Nicht nur werden die Grundfreiheiten insoweit eingeschränkt, wie sie die Grundrechte anderer oder überragende Ziele des Gemeinwohls gefährden. Vielmehr wird nun ein passives Abwehrrecht gegen den Staat (körperliche Unversehrtheit) in ein Freiheitsrecht umgedeutet, als ob es ein Privileg wäre, ohne körperliche Schäden zu leben. Entsprechend befasst sich die Prüfung der Angemessenheit auch nicht mit dem aufgestellten Obersatz, wonach der mit dem Eingriff in die körperliche Unversehrtheit verfolgte Zweck nicht außer Verhältnis zu der Schwere des Eingriffs stehen darf (Rn. 203). Das Gericht greift vielmehr in die rhetorische Trickkiste und konstatiert, dass das Selbstbestimmungsrecht der Impfgenötigten „zumindest dem Grunde nach“ fortbestehe (Rn. 221). Man könne die betroffene Tätigkeit aufgeben, um die Impfpflicht zu vermeiden. Sodann reduziert es die Angemessenheitsprüfung auf den Maßstab des Grundrechts der freien Berufswahl nach Art. 12 GG. So muss es sich nicht mehr mit der Frage befassen, ob ein Gesetz den Tod eines Menschen in Kauf nehmen darf, um einen anderen möglicherweise zu retten. Das ist offenkundig inkonsequent. Entweder besteht faktisch ein Eingriff in das Recht auf körperliche Unversehrtheit und die körperliche Selbstbestimmung wird aufgehoben, oder es ist eben nur die Berufswahlfreiheit betroffen.
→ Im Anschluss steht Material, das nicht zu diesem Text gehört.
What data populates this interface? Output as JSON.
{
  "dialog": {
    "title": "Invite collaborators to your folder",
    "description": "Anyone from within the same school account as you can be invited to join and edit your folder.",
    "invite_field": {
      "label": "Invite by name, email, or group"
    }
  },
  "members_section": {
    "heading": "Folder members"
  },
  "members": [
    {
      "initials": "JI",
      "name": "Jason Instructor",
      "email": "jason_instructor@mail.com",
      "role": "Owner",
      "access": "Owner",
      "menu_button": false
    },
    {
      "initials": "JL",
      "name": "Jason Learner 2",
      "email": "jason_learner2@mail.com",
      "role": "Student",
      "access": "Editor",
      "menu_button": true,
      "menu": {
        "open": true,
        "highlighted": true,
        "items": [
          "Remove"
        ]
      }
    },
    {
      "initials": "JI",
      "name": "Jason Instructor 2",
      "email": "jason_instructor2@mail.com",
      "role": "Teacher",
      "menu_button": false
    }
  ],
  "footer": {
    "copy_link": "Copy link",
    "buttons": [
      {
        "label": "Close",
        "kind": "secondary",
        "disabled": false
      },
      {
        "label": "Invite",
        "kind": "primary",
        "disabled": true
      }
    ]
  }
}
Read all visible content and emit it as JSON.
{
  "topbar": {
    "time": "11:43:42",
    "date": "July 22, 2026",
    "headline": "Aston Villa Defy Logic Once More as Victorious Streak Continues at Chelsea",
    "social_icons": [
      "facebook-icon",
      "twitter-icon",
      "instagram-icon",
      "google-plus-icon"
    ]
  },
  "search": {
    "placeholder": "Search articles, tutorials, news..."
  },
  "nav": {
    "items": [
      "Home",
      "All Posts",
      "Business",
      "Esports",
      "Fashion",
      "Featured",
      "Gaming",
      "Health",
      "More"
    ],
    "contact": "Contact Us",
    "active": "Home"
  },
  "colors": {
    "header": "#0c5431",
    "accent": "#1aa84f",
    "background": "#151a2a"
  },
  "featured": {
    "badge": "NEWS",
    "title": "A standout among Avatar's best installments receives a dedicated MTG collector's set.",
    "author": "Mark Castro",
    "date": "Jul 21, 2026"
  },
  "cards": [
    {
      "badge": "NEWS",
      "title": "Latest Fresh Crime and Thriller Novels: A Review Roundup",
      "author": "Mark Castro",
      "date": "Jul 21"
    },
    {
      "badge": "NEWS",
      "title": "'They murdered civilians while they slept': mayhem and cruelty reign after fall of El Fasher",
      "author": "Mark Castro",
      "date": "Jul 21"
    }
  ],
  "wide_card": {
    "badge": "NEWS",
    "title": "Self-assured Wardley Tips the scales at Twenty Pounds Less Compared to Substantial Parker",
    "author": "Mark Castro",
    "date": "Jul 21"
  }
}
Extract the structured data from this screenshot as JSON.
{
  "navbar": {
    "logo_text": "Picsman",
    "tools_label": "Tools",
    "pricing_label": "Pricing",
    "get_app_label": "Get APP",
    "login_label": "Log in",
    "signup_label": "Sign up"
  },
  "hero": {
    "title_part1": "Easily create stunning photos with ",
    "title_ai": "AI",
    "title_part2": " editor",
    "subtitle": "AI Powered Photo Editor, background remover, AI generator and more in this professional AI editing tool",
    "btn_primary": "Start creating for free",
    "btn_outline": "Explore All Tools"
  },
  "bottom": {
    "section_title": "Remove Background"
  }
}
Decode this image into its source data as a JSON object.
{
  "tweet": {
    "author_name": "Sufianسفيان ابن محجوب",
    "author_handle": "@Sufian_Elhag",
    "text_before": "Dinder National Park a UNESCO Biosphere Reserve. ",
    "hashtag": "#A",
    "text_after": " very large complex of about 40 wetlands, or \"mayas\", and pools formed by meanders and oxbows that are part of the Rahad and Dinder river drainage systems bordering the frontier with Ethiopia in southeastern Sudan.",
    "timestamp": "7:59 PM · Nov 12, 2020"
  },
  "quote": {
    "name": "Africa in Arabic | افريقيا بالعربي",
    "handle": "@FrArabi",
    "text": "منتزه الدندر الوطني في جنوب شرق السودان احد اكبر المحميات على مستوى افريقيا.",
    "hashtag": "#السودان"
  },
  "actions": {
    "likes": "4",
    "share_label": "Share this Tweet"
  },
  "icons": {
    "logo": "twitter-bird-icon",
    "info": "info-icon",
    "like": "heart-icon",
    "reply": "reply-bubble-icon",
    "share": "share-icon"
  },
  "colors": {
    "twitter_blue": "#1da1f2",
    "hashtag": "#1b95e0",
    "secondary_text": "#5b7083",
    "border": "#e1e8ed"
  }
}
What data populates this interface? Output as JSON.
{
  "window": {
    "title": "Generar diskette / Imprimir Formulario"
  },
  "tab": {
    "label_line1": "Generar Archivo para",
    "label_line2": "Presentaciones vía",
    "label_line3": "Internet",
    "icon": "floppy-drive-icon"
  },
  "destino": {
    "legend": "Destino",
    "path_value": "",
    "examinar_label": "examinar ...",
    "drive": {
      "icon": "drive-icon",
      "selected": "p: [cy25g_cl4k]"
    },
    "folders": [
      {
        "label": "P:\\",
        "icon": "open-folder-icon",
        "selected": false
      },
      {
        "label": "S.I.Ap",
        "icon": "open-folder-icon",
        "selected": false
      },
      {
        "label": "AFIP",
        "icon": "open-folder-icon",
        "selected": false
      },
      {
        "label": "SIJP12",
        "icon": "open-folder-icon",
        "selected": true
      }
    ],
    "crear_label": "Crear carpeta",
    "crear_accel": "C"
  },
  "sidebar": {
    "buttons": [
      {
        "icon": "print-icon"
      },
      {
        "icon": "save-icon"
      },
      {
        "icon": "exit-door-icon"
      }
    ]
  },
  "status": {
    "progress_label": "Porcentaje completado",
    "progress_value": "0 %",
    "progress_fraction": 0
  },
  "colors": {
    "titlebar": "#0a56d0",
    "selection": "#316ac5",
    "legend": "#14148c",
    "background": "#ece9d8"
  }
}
In diesem Zusammenhang verwundert es, dass das Gericht nicht ein Wort zur Menschenwürde verliert. Dabei drängt es sich geradezu auf, dass die Pflegekräfte robotergleich zu willenlosen Objekten der Pharmaindustrie degradiert werden, was nach der bislang anerkannten Objekttheorie zu einem unzulässigen Eingriff in Art. 1 GG führt. Zwar wäre eine Prüfung der Menschenwürde bei Bejahen der Verletzung der körperlichen Unversehrtheit von geringem Mehrwert. Bei Verneinen eines solchen Eingriffs kann sie allerdings das wesentliche Korrektiv darstellen, um als letzte Barriere eine staatliche Übergriffigkeit einzudämmen.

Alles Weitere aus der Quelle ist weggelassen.